Comment  3. Are all the cell labeled equally? Is there a regionalization of the immunoreactivity? Maybe, this could enrich the Discussion section also.

Response: To our best understanding, all RGCs are labeled crossing the entire retina by anti-RPBMS antibody and there is no regionalization of the immunoreactivity. This is supported by several previous studies that reported the percentage of RGCs and displaced amacrine cells in the mouse GCL. Using the anti-RBPMS antibody and NeuroTrace labeling, [135] reported that 42.8% of cells in GCL are RGCs. This is very close to the results reported by Pang and Wu (2011) who retrogradely labeled the RGCs by applying neurobiotin to the optic nerve stump and labeled 44% of cells in GCL as RGCs. Also, Jeon et al. (1998) quantified the number of axons in the optic nerve and total cells in the GCL and reported that 41% of cells in the GCL are RGCs and 59% of cells are displaced amacrine cells.

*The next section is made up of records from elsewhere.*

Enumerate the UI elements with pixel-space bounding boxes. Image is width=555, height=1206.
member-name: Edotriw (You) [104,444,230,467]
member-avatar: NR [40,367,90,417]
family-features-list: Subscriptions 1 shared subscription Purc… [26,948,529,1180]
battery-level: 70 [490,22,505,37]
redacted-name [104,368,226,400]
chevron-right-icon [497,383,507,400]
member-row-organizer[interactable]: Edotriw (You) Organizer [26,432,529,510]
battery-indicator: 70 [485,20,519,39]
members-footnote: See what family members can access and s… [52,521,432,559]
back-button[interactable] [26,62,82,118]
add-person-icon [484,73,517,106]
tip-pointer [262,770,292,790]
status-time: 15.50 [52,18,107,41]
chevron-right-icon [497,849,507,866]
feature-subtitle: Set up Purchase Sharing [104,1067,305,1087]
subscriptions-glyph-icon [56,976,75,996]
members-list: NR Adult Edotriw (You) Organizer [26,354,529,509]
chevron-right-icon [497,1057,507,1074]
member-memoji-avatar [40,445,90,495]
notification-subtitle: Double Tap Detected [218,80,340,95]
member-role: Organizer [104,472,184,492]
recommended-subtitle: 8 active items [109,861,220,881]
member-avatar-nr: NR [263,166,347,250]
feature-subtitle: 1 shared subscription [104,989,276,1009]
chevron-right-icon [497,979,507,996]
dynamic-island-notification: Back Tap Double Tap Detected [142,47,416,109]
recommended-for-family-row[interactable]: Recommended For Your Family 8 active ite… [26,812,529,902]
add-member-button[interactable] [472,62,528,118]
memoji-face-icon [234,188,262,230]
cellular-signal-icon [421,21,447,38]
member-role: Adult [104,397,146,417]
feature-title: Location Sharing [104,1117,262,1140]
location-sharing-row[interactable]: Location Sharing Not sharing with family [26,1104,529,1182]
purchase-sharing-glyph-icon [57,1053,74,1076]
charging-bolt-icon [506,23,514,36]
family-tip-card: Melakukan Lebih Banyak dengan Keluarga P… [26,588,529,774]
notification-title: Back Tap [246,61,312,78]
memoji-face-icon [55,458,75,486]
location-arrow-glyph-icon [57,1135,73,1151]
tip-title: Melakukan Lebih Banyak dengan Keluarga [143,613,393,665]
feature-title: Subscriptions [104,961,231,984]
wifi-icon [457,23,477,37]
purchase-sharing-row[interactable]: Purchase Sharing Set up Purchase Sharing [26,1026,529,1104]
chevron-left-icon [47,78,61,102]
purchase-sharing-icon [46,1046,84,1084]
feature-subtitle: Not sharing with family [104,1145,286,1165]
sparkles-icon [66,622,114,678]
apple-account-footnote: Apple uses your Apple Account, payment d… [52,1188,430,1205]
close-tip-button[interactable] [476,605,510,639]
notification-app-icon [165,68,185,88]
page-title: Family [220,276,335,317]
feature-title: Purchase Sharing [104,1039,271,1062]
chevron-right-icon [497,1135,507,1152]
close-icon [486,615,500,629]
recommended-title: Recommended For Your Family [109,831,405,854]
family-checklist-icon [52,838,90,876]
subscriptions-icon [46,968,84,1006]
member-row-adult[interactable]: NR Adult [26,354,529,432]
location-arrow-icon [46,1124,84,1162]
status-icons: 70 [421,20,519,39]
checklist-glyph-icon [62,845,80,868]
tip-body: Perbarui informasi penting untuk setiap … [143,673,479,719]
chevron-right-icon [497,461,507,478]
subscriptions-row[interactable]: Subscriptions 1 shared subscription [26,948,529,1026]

We also show in Fig 1B (new) that retinal neurons are equally labeled by anti-RPBMS antibodies crossing the entire retina.

In addition, we confirmed the NMDA distribution inside the eye after the intraocular injection by co-injecting NMDA with Alexa FluorTM 488 conjugated Cholera Toxin Subunit B (CTB, 0.2%, Cat #: C22843, Thermo Fisher Scientific, Eugene, OR, United States). We included a representative image of a flat-mount retina labeled by Alexa FluorTM 488 conjugated CTB in this revision (Fig 1C (new)) demonstrating the homogenous distribution of Alexa FluorTM 488 conjugated CTB labeled cells in the injected eyes.